À procura de identificadores culturais regionais

A sua acção na folclorização em Viseu, documentada desde o início da década de 1920, estimula este processo no concelho e resulta inicialmente da assimilação e reprodução de modelos vindos do litoral e, a partir da década de 1930, duma adesão de Campos à ofensiva moralizadora e de inculcação da ideologia do Estado Novo.
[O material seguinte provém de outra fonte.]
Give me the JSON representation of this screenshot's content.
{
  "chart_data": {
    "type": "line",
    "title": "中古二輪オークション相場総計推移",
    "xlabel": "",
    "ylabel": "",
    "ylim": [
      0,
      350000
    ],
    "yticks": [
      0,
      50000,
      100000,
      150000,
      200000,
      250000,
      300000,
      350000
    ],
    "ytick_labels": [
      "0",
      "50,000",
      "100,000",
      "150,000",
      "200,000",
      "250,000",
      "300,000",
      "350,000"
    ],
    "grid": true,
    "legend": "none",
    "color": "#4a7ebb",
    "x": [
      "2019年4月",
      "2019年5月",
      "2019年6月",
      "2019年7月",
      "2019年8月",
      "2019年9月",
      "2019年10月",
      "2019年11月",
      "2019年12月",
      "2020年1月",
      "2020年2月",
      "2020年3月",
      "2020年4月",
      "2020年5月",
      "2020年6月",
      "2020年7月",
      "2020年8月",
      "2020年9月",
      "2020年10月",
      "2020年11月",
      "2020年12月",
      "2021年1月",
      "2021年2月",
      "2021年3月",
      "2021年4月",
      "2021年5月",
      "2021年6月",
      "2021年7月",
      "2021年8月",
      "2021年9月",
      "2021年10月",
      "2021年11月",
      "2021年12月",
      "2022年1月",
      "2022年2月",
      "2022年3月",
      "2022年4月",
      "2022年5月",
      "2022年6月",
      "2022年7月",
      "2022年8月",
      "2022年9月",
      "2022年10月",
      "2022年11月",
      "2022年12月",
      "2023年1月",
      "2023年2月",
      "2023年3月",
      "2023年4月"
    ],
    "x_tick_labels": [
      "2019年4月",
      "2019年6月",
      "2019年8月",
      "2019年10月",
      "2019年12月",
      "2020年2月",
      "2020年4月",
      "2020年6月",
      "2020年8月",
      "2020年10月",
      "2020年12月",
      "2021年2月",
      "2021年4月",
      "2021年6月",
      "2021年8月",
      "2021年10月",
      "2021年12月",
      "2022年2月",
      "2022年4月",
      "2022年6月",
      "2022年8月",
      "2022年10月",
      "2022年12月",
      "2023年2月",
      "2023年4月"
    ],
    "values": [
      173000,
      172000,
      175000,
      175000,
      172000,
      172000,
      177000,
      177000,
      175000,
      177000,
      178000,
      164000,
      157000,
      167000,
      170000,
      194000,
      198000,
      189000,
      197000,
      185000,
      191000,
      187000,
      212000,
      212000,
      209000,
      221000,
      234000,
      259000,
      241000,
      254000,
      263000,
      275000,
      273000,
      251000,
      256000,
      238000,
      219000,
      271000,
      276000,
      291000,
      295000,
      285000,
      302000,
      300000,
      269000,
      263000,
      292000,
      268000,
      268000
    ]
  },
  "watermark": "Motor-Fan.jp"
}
Logo em 1921, dinamizou “um grupo de rapazes e raparigas a imitar os que aí vieram de Aveiro e da Figueira da Foz pelas Festas do Santo António”, o qual, depois de diversas alterações, se viria mais tarde a transformar no Rancho do Dão. Ainda no âmbito da formação de grupos folclóricos, foi um dos responsáveis, em 1938, pela criação dos dois primeiros ranchos dos concelhos de São Pedro do Sul e Vouzela. Enquanto os elementos dos grupos folclóricos dos anos 20 eram “criadas de servir, sem pai, jornaleiros e costureiras, mas muito honestas” e o repertório constituído por composições musicais de Campos, os dois ranchos de finais da década de 1930, formados em Cambra e Manhouce (dos concelhos de Vouzela e São Pedro do Sul, respectivamente), integravam estudantes, agricultores, pastores e mineiros e executavam repertórios da tradição oral recolhidos naquelas localidades. Em comum, os ranchos das décadas de 1920 e de 1930 tinham o nível etário dos seus elementos — jovens — e uma execução sincronizada alcançada ao longo de numerosos ensaios.
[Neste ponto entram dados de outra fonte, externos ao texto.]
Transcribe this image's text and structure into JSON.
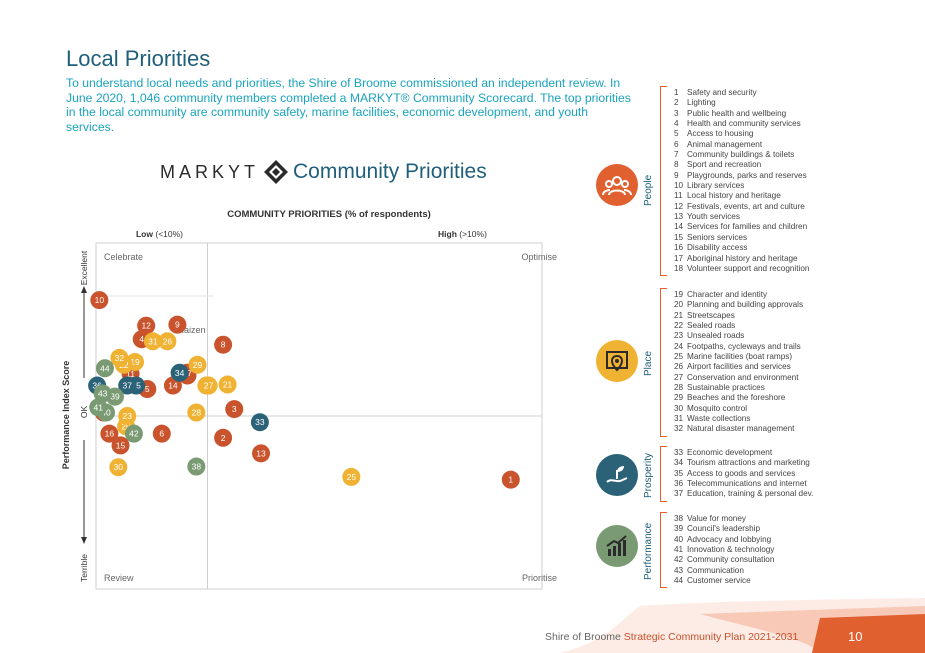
{
  "page": {
    "title": "Local Priorities",
    "intro": "To understand local needs and priorities, the Shire of Broome commissioned an independent review. In June 2020, 1,046 community members completed a MARKYT® Community Scorecard. The top priorities in the local community are community safety, marine facilities, economic development, and youth services.",
    "brand_word": "MARKYT",
    "brand_tail": "Community Priorities",
    "footer_plain": "Shire of Broome ",
    "footer_emph": "Strategic Community Plan 2021-2031",
    "page_number": "10"
  },
  "chart_data": {
    "type": "scatter",
    "title": "COMMUNITY PRIORITIES (% of respondents)",
    "xlabel_low": "Low",
    "xlabel_low_note": "(<10%)",
    "xlabel_high": "High",
    "xlabel_high_note": "(>10%)",
    "ylabel": "Performance Index Score",
    "ylabel_top": "Excellent",
    "ylabel_mid": "OK",
    "ylabel_bottom": "Terrible",
    "x_divider": 10,
    "y_divider": 50,
    "x_range": [
      0,
      40
    ],
    "y_range": [
      0,
      100
    ],
    "quadrants": {
      "top_left": "Celebrate",
      "top_right": "Optimise",
      "bottom_left": "Review",
      "bottom_right": "Prioritise",
      "inner": "Kaizen"
    },
    "colors": {
      "People": "#c9532c",
      "Place": "#f0b232",
      "Prosperity": "#2b6278",
      "Performance": "#7a9a73"
    },
    "points": [
      {
        "id": "1",
        "x": 37.2,
        "y": 31.6,
        "cat": "People"
      },
      {
        "id": "2",
        "x": 11.4,
        "y": 43.7,
        "cat": "People"
      },
      {
        "id": "3",
        "x": 12.4,
        "y": 52.0,
        "cat": "People"
      },
      {
        "id": "4",
        "x": 4.1,
        "y": 72.2,
        "cat": "People"
      },
      {
        "id": "5",
        "x": 4.6,
        "y": 57.8,
        "cat": "People"
      },
      {
        "id": "6",
        "x": 5.9,
        "y": 44.9,
        "cat": "People"
      },
      {
        "id": "7",
        "x": 8.2,
        "y": 61.7,
        "cat": "People"
      },
      {
        "id": "8",
        "x": 11.4,
        "y": 70.6,
        "cat": "People"
      },
      {
        "id": "9",
        "x": 7.3,
        "y": 76.4,
        "cat": "People"
      },
      {
        "id": "10",
        "x": 0.3,
        "y": 83.5,
        "cat": "People"
      },
      {
        "id": "11",
        "x": 3.1,
        "y": 62.2,
        "cat": "People"
      },
      {
        "id": "12",
        "x": 4.5,
        "y": 76.1,
        "cat": "People"
      },
      {
        "id": "13",
        "x": 14.8,
        "y": 39.2,
        "cat": "People"
      },
      {
        "id": "14",
        "x": 6.9,
        "y": 58.8,
        "cat": "People"
      },
      {
        "id": "15",
        "x": 2.2,
        "y": 41.5,
        "cat": "People"
      },
      {
        "id": "16",
        "x": 1.2,
        "y": 44.9,
        "cat": "People"
      },
      {
        "id": "17",
        "x": 8.2,
        "y": 62.5,
        "cat": "People"
      },
      {
        "id": "18",
        "x": 0.7,
        "y": 51.0,
        "cat": "People"
      },
      {
        "id": "19",
        "x": 3.5,
        "y": 65.6,
        "cat": "Place"
      },
      {
        "id": "20",
        "x": 2.7,
        "y": 47.0,
        "cat": "Place"
      },
      {
        "id": "21",
        "x": 11.8,
        "y": 59.1,
        "cat": "Place"
      },
      {
        "id": "22",
        "x": 2.5,
        "y": 64.8,
        "cat": "Place"
      },
      {
        "id": "23",
        "x": 2.8,
        "y": 50.0,
        "cat": "Place"
      },
      {
        "id": "24",
        "x": 9.9,
        "y": 58.8,
        "cat": "Place"
      },
      {
        "id": "25",
        "x": 22.9,
        "y": 32.4,
        "cat": "Place"
      },
      {
        "id": "26",
        "x": 6.4,
        "y": 71.6,
        "cat": "Place"
      },
      {
        "id": "27",
        "x": 10.1,
        "y": 58.8,
        "cat": "Place"
      },
      {
        "id": "28",
        "x": 9.0,
        "y": 51.0,
        "cat": "Place"
      },
      {
        "id": "29",
        "x": 9.1,
        "y": 64.8,
        "cat": "Place"
      },
      {
        "id": "30",
        "x": 2.0,
        "y": 35.2,
        "cat": "Place"
      },
      {
        "id": "31",
        "x": 5.1,
        "y": 71.6,
        "cat": "Place"
      },
      {
        "id": "32",
        "x": 2.1,
        "y": 66.8,
        "cat": "Place"
      },
      {
        "id": "33",
        "x": 14.7,
        "y": 48.2,
        "cat": "Prosperity"
      },
      {
        "id": "34",
        "x": 7.5,
        "y": 62.5,
        "cat": "Prosperity"
      },
      {
        "id": "35",
        "x": 3.6,
        "y": 58.8,
        "cat": "Prosperity"
      },
      {
        "id": "36",
        "x": 0.1,
        "y": 58.8,
        "cat": "Prosperity"
      },
      {
        "id": "37",
        "x": 2.8,
        "y": 58.8,
        "cat": "Prosperity"
      },
      {
        "id": "38",
        "x": 9.0,
        "y": 35.4,
        "cat": "Performance"
      },
      {
        "id": "39",
        "x": 1.7,
        "y": 55.6,
        "cat": "Performance"
      },
      {
        "id": "40",
        "x": 0.9,
        "y": 51.0,
        "cat": "Performance"
      },
      {
        "id": "41",
        "x": 0.2,
        "y": 52.5,
        "cat": "Performance"
      },
      {
        "id": "42",
        "x": 3.4,
        "y": 44.9,
        "cat": "Performance"
      },
      {
        "id": "43",
        "x": 0.6,
        "y": 56.5,
        "cat": "Performance"
      },
      {
        "id": "44",
        "x": 0.8,
        "y": 63.8,
        "cat": "Performance"
      }
    ]
  },
  "legend": {
    "groups": [
      {
        "name": "People",
        "icon": "people-icon",
        "items": [
          {
            "num": "1",
            "label": "Safety and security"
          },
          {
            "num": "2",
            "label": "Lighting"
          },
          {
            "num": "3",
            "label": "Public health and wellbeing"
          },
          {
            "num": "4",
            "label": "Health and community services"
          },
          {
            "num": "5",
            "label": "Access to housing"
          },
          {
            "num": "6",
            "label": "Animal management"
          },
          {
            "num": "7",
            "label": "Community buildings & toilets"
          },
          {
            "num": "8",
            "label": "Sport and recreation"
          },
          {
            "num": "9",
            "label": "Playgrounds, parks and reserves"
          },
          {
            "num": "10",
            "label": "Library services"
          },
          {
            "num": "11",
            "label": "Local history and heritage"
          },
          {
            "num": "12",
            "label": "Festivals, events, art and culture"
          },
          {
            "num": "13",
            "label": "Youth services"
          },
          {
            "num": "14",
            "label": "Services for families and children"
          },
          {
            "num": "15",
            "label": "Seniors services"
          },
          {
            "num": "16",
            "label": "Disability access"
          },
          {
            "num": "17",
            "label": "Aboriginal history and heritage"
          },
          {
            "num": "18",
            "label": "Volunteer support and recognition"
          }
        ]
      },
      {
        "name": "Place",
        "icon": "place-icon",
        "items": [
          {
            "num": "19",
            "label": "Character and identity"
          },
          {
            "num": "20",
            "label": "Planning and building approvals"
          },
          {
            "num": "21",
            "label": "Streetscapes"
          },
          {
            "num": "22",
            "label": "Sealed roads"
          },
          {
            "num": "23",
            "label": "Unsealed roads"
          },
          {
            "num": "24",
            "label": "Footpaths, cycleways and trails"
          },
          {
            "num": "25",
            "label": "Marine facilities (boat ramps)"
          },
          {
            "num": "26",
            "label": "Airport facilities and services"
          },
          {
            "num": "27",
            "label": "Conservation and environment"
          },
          {
            "num": "28",
            "label": "Sustainable practices"
          },
          {
            "num": "29",
            "label": "Beaches and the foreshore"
          },
          {
            "num": "30",
            "label": "Mosquito control"
          },
          {
            "num": "31",
            "label": "Waste collections"
          },
          {
            "num": "32",
            "label": "Natural disaster management"
          }
        ]
      },
      {
        "name": "Prosperity",
        "icon": "prosperity-icon",
        "items": [
          {
            "num": "33",
            "label": "Economic development"
          },
          {
            "num": "34",
            "label": "Tourism attractions and marketing"
          },
          {
            "num": "35",
            "label": "Access to goods and services"
          },
          {
            "num": "36",
            "label": "Telecommunications and internet"
          },
          {
            "num": "37",
            "label": "Education, training & personal dev."
          }
        ]
      },
      {
        "name": "Performance",
        "icon": "performance-icon",
        "items": [
          {
            "num": "38",
            "label": "Value for money"
          },
          {
            "num": "39",
            "label": "Council's leadership"
          },
          {
            "num": "40",
            "label": "Advocacy and lobbying"
          },
          {
            "num": "41",
            "label": "Innovation & technology"
          },
          {
            "num": "42",
            "label": "Community consultation"
          },
          {
            "num": "43",
            "label": "Communication"
          },
          {
            "num": "44",
            "label": "Customer service"
          }
        ]
      }
    ]
  }
}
O papel de Campos na folclorização em Viseu estende-se ainda à dinamização de eventos — concurso de trajos regionais, em 1928; e Marcha das Aldeias, em 1948 e 1953 — que reflectem uma intenção de identificar regiões administrativas — concelho de Viseu — com os usos e costumes locais. Enquanto que na década de 1920 esses usos e costumes incluem práticas e representações urbanas e rurais, a partir do início dos anos 30 observa-se a gradual circunscrição ao mundo rural.

Os “costumes regionais” serviram ainda de inspiração a composições e arranjos de Almeida Campos. Sustentando uma relação directa entre a “proveniência das raças” e “o carácter das nossas canções”, defende a criação de “uma escola portuguesa” firmada no conhecimento do “folclore do país”, concepção essa que provavelmente deve muito aos contactos que ao longo da sua vida manteve com Armando Leça.
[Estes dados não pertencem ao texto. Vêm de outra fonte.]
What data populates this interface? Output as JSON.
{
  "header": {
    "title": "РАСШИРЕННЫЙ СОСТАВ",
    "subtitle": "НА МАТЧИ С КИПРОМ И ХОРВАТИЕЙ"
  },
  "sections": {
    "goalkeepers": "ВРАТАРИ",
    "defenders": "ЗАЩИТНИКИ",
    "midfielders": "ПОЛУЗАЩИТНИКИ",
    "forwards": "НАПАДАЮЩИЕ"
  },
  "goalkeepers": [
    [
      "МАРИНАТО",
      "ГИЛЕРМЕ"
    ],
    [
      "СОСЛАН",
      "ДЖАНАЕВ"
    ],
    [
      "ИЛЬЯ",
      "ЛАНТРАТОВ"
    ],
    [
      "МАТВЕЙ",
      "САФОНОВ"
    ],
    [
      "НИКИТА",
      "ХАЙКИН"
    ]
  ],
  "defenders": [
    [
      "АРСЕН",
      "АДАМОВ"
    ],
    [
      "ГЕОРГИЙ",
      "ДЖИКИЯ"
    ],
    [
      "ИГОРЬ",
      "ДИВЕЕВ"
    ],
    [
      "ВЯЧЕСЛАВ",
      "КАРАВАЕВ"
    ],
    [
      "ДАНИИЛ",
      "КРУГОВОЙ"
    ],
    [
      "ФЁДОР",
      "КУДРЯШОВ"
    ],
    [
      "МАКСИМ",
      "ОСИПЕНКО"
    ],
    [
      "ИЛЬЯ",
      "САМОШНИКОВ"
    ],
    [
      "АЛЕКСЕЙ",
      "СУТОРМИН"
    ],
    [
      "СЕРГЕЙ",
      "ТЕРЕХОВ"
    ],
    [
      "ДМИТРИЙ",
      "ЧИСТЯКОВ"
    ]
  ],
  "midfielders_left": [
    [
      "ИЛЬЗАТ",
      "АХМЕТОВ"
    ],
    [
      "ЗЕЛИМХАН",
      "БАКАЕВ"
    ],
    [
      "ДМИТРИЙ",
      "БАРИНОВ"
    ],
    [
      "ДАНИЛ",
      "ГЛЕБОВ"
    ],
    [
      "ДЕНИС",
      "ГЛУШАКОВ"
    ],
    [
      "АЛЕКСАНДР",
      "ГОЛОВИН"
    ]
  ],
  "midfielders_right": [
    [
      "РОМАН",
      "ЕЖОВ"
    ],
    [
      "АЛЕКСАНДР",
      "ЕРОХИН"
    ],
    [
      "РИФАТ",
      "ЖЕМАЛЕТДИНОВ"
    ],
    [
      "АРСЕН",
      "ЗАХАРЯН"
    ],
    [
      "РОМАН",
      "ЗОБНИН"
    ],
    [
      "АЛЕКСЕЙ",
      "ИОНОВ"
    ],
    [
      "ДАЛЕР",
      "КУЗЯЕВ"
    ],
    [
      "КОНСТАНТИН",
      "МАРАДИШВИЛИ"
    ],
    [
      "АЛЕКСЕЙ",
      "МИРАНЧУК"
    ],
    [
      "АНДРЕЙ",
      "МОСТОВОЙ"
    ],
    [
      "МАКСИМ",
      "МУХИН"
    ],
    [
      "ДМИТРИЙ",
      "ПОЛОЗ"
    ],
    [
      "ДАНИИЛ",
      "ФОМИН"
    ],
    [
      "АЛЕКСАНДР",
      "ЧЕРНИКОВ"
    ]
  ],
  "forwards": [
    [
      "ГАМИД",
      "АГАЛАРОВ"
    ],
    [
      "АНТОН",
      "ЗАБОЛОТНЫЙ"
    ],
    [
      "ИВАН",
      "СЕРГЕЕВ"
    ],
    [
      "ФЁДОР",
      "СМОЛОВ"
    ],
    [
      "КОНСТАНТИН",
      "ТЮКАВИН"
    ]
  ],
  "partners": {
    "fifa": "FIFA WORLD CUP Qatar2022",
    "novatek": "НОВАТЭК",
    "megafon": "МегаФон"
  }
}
Caminhos cruzados pela música

Na década de 1920 a documentação sobre Almeida Campos refere-se ainda à sua actividade no domínio da música enquanto regente e compositor. Ao nível da composição, são referidas as obras: Um Grão de Incenso e Os Beirões. Tratava-se de uma opereta, com textos de António Lopes Costa, escrita para um conjunto de câmara, solos, partes corais e diálogos falados, levada à cena em 1921, pelo Grupo Dramático dos Bombeiros Voluntários de Viseu, no Teatro Viriato, para financiar o I Congresso Beirão. Nesta obra, o destaque da crítica foi para os “costumes regionais” (S. A. 1921b: 2), que a música, o texto e os cenários procuraram recriar.

É na década de 1930 que a acção de Almeida Campos no processo em estudo ganha destaque. Esta década traz-lhe maior protagonismo na actividade musical viseense, ao qual não são alheios os serviços que presta a órgãos do poder central, como o Secretariado da Propaganda Nacional, a Legião Portuguesa, a Mocidade Portuguesa, ou a União Nacional.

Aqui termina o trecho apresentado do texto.